My Life In Food: Angela Hartnett
Friday 18 November 2011
Angela Hartnett trained under Gordon Ramsay and is chef-patron of the Michelin-starred Murano in London's Mayfair. She will guest chef at Canteen, Covent Garden, on 1 December.
What are your most and least used pieces of kitchen kit?
My most used piece of kit is a microplane. I have them everywhere – in my kitchen at home and in the restaurants. They're absolutely perfect for grating parmesan, which I use a lot in my cooking. The least-used thing I have is my electric food mixer. I bought it about five years ago and never really used it. I prefer doing it by hand, to be honest.
If you had only £10 to spend on food, where would you spend it and on what?
I'd go to the nearest farmers' market and pick up a whole chicken and as many vegetables and potatoes as I could. It'd be a one-pot dish. I'd chop the potatoes and vegetables and layer them in the bottom of the pot. Then I'd season the chicken, add some herbs and put it on top of the vegetables. The juice of the chicken seeps down into the vegetables that way.
What do you eat for comfort?
Cheese. Gorgonzola is a favourite of mine. I love its soft consistency and its richness, it's the perfect comfort food. Vacherin comes a close second. If you put it with grilled potatoes it's really great. I'm definitely a savoury person.

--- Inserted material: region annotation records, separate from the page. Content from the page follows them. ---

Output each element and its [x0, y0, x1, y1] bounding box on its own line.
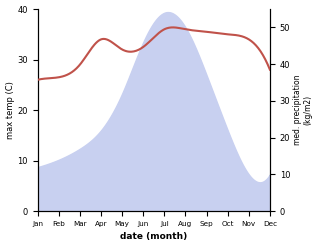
Y-axis label: max temp (C): max temp (C) [5, 81, 15, 139]
X-axis label: date (month): date (month) [120, 232, 187, 242]
Y-axis label: med. precipitation
(kg/m2): med. precipitation (kg/m2) [293, 75, 313, 145]
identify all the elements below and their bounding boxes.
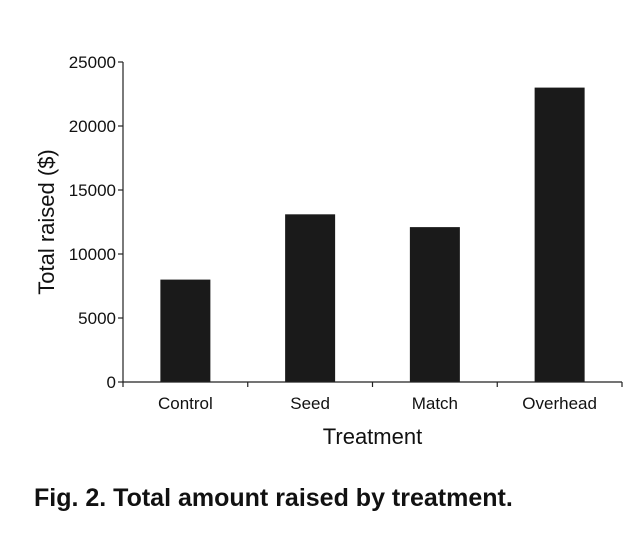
x-tick-label-seed: Seed xyxy=(290,394,330,413)
bar-chart: 0 5000 10000 15000 20000 25000 Control Seed Matc… xyxy=(34,53,623,449)
bar-seed xyxy=(285,214,336,382)
x-tick-label-control: Control xyxy=(158,394,213,413)
y-tick-label-10000: 10000 xyxy=(69,245,116,264)
y-tick-label-25000: 25000 xyxy=(69,53,116,72)
bar-control xyxy=(160,279,211,382)
labels-layer: 0 5000 10000 15000 20000 25000 Control Seed Matc… xyxy=(69,53,597,413)
y-tick-label-15000: 15000 xyxy=(69,181,116,200)
y-tick-label-0: 0 xyxy=(107,373,116,392)
x-axis-title: Treatment xyxy=(323,424,422,449)
figure-caption: Fig. 2. Total amount raised by treatment… xyxy=(34,484,513,512)
y-tick-label-5000: 5000 xyxy=(78,309,116,328)
y-axis-title: Total raised ($) xyxy=(34,149,59,295)
chart-svg: 0 5000 10000 15000 20000 25000 Control Seed Matc… xyxy=(34,53,623,449)
x-tick-label-overhead: Overhead xyxy=(522,394,597,413)
bar-overhead xyxy=(534,87,585,382)
y-tick-label-20000: 20000 xyxy=(69,117,116,136)
axes-layer xyxy=(118,61,623,387)
x-tick-label-match: Match xyxy=(412,394,458,413)
bars-layer xyxy=(160,87,585,382)
bar-match xyxy=(409,227,460,382)
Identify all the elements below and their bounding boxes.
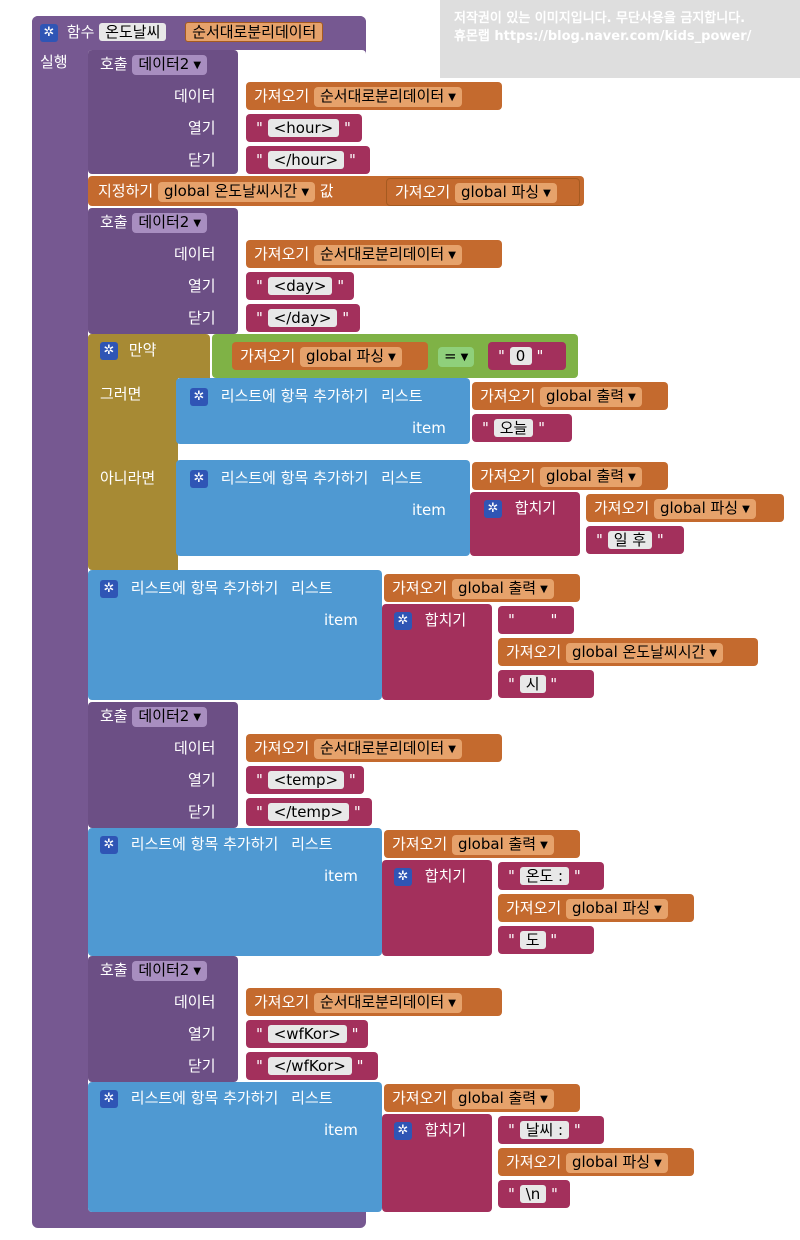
call-proc-dropdown[interactable]: 데이터2 ▼ (132, 55, 208, 75)
gear-icon-join-weather[interactable]: ✲ (394, 1121, 412, 1140)
text-day-close[interactable]: " </day> " (246, 304, 360, 332)
else-label: 아니라면 (100, 469, 156, 487)
procedure-body-label: 실행 (40, 53, 68, 71)
gear-icon-join-time[interactable]: ✲ (394, 611, 412, 630)
procedure-keyword: 함수 (66, 23, 95, 41)
call-close-label: 닫기 (188, 151, 216, 169)
text-temp-open[interactable]: " <temp> " (246, 766, 364, 794)
get-parse-weather[interactable]: 가져오기 global 파싱 ▼ (498, 1148, 694, 1176)
add-items-weather-row: ✲ 리스트에 항목 추가하기 리스트 (100, 1088, 333, 1108)
item-label-weather: item (324, 1121, 358, 1139)
get-time-var[interactable]: 가져오기 global 온도날씨시간 ▼ (498, 638, 758, 666)
text-zero[interactable]: " 0 " (488, 342, 566, 370)
if-label: 만약 (128, 341, 157, 359)
item-label-then: item (412, 419, 446, 437)
add-items-then[interactable] (176, 378, 470, 444)
eq-operator[interactable]: = ▼ (438, 346, 475, 367)
get-parse-else[interactable]: 가져오기 global 파싱 ▼ (586, 494, 784, 522)
gear-icon[interactable]: ✲ (40, 23, 58, 42)
call-data-label-day: 데이터 (174, 245, 216, 263)
get-output-time[interactable]: 가져오기 global 출력 ▼ (384, 574, 580, 602)
get-output-weather[interactable]: 가져오기 global 출력 ▼ (384, 1084, 580, 1112)
call-proc-dropdown-weather[interactable]: 데이터2 ▼ (132, 961, 208, 981)
procedure-header-row: ✲ 함수 온도날씨 순서대로분리데이터 (40, 22, 324, 42)
add-items-else[interactable] (176, 460, 470, 556)
gear-icon-weather[interactable]: ✲ (100, 1089, 118, 1108)
gear-icon-then[interactable]: ✲ (190, 387, 208, 406)
watermark-line2: 휴몬랩 https://blog.naver.com/kids_power/ (454, 29, 752, 44)
call-close-label-weather: 닫기 (188, 1057, 216, 1075)
if-row: ✲ 만약 (100, 340, 156, 360)
procedure-name-field[interactable]: 온도날씨 (99, 23, 167, 41)
call-proc-dropdown-temp[interactable]: 데이터2 ▼ (132, 707, 208, 727)
add-items-weather[interactable] (88, 1082, 382, 1212)
add-items-time[interactable] (88, 570, 382, 700)
get-sorted-data-weather[interactable]: 가져오기 순서대로분리데이터 ▼ (246, 988, 502, 1016)
add-items-else-row: ✲ 리스트에 항목 추가하기 리스트 (190, 468, 423, 488)
call-close-label-temp: 닫기 (188, 803, 216, 821)
add-items-time-row: ✲ 리스트에 항목 추가하기 리스트 (100, 578, 333, 598)
call-close-label-day: 닫기 (188, 309, 216, 327)
call-label: 호출 (100, 55, 128, 73)
text-wf-open[interactable]: " <wfKor> " (246, 1020, 368, 1048)
text-temp-prefix[interactable]: " 온도 : " (498, 862, 604, 890)
watermark-line1: 저작권이 있는 이미지입니다. 무단사용을 금지합니다. (454, 11, 746, 26)
text-hour-suffix[interactable]: " 시 " (498, 670, 594, 698)
procedure-param[interactable]: 순서대로분리데이터 (185, 22, 324, 42)
watermark: 저작권이 있는 이미지입니다. 무단사용을 금지합니다. 휴몬랩 https:/… (440, 0, 800, 78)
text-space[interactable]: " " (498, 606, 574, 634)
text-deg[interactable]: " 도 " (498, 926, 594, 954)
get-sorted-data-day[interactable]: 가져오기 순서대로분리데이터 ▼ (246, 240, 502, 268)
call-data-label-temp: 데이터 (174, 739, 216, 757)
text-hour-close[interactable]: " </hour> " (246, 146, 370, 174)
item-label-temp: item (324, 867, 358, 885)
text-wf-close[interactable]: " </wfKor> " (246, 1052, 378, 1080)
join-row-weather: ✲ 합치기 (394, 1120, 466, 1140)
text-day-open[interactable]: " <day> " (246, 272, 354, 300)
call-open-label: 열기 (188, 119, 216, 137)
text-days-later[interactable]: " 일 후 " (586, 526, 684, 554)
gear-icon-temp[interactable]: ✲ (100, 835, 118, 854)
gear-icon-else[interactable]: ✲ (190, 469, 208, 488)
item-label-else: item (412, 501, 446, 519)
gear-icon-join-else[interactable]: ✲ (484, 499, 502, 518)
call-open-label-weather: 열기 (188, 1025, 216, 1043)
get-parse-temp[interactable]: 가져오기 global 파싱 ▼ (498, 894, 694, 922)
get-parse-compare[interactable]: 가져오기 global 파싱 ▼ (232, 342, 428, 370)
text-hour-open[interactable]: " <hour> " (246, 114, 362, 142)
add-items-then-row: ✲ 리스트에 항목 추가하기 리스트 (190, 386, 423, 406)
call-row-weather: 호출 데이터2 ▼ (100, 960, 208, 981)
get-output-else[interactable]: 가져오기 global 출력 ▼ (472, 462, 668, 490)
set-var-dropdown: global 온도날씨시간 ▼ (157, 182, 316, 202)
text-weather-prefix[interactable]: " 날씨 : " (498, 1116, 604, 1144)
get-parse-1[interactable]: 가져오기 global 파싱 ▼ (386, 178, 580, 206)
call-row: 호출 데이터2 ▼ (100, 54, 208, 75)
call-row-day: 호출 데이터2 ▼ (100, 212, 208, 233)
then-label: 그러면 (100, 385, 142, 403)
text-temp-close[interactable]: " </temp> " (246, 798, 372, 826)
get-sorted-data-temp[interactable]: 가져오기 순서대로분리데이터 ▼ (246, 734, 502, 762)
item-label-time: item (324, 611, 358, 629)
text-newline[interactable]: " \n " (498, 1180, 570, 1208)
gear-icon-if[interactable]: ✲ (100, 341, 118, 360)
gear-icon-join-temp[interactable]: ✲ (394, 867, 412, 886)
get-output-then[interactable]: 가져오기 global 출력 ▼ (472, 382, 668, 410)
join-row-time: ✲ 합치기 (394, 610, 466, 630)
get-sorted-data[interactable]: 가져오기 순서대로분리데이터 ▼ (246, 82, 502, 110)
add-items-temp-row: ✲ 리스트에 항목 추가하기 리스트 (100, 834, 333, 854)
call-row-temp: 호출 데이터2 ▼ (100, 706, 208, 727)
add-items-temp[interactable] (88, 828, 382, 956)
var-dropdown: 순서대로분리데이터 ▼ (313, 87, 462, 107)
join-row-temp: ✲ 합치기 (394, 866, 466, 886)
text-today[interactable]: " 오늘 " (472, 414, 572, 442)
gear-icon-time[interactable]: ✲ (100, 579, 118, 598)
get-output-temp[interactable]: 가져오기 global 출력 ▼ (384, 830, 580, 858)
call-open-label-day: 열기 (188, 277, 216, 295)
join-row-else: ✲ 합치기 (484, 498, 556, 518)
call-data-label-weather: 데이터 (174, 993, 216, 1011)
call-open-label-temp: 열기 (188, 771, 216, 789)
call-proc-dropdown-day[interactable]: 데이터2 ▼ (132, 213, 208, 233)
call-data-label: 데이터 (174, 87, 216, 105)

I've never liked sweet things nearly as much.
If you could eat only bread or potatoes for the rest of your life, which would you choose?
I'd probably choose bread. I'd miss that most, I think. I'd go to either the Flour Station or the Exeter Street Bakery. I particularly like sourdough, so if I had to choose specific bread I'd go for that. But, that said, I would miss ratte potatoes. They're have a flavour and texture which makes them perfect for making buttery mash, which I love.
What's your desert island recipe?
I wouldn't want to live without buttered pasta. First make (or buy) some fresh tagliatelle and cook it in a saucepan. When it's done, drain it off and add in some unsalted butter to the pan. I'd use Jersey butter, if I could get hold of it. Then grate some nicely crystallised two-year-old Par- mesan and mix that in. Add some black pepper and then you're done.
What's your favourite restaurant?
Brawn – it has a very savoury menu and has all the things I really like. The cheese and salami are particularly fantastic. Terroirs, its sister restaurant, is also worth popping into for a hearty lunch.
What's your favourite cookbook?
Classic Italian Cooking by Marcella Hazan. My mother gave me a copy when I was in my teens and it's never left my side. It's full of very pure traditional Italian recipes and is not at all bastardised, like many modern Italian cookbooks. It's perfect for entertaining, too, as she suggests starters and desserts.
Who taught you to cook?
My mother and grandmother. They created an atmosphere where cooking was a matter of fact. They never said, "this is how you cook". I just absorbed it. My mum would have people for dinner and she'd cook everything from roast dinners to steak and pasta, and I'd be there helping. Professionally, though, Marcus Wareing and Gordon Ramsay were the most important. They taught me to be consistent and never to serve an imperfect dish.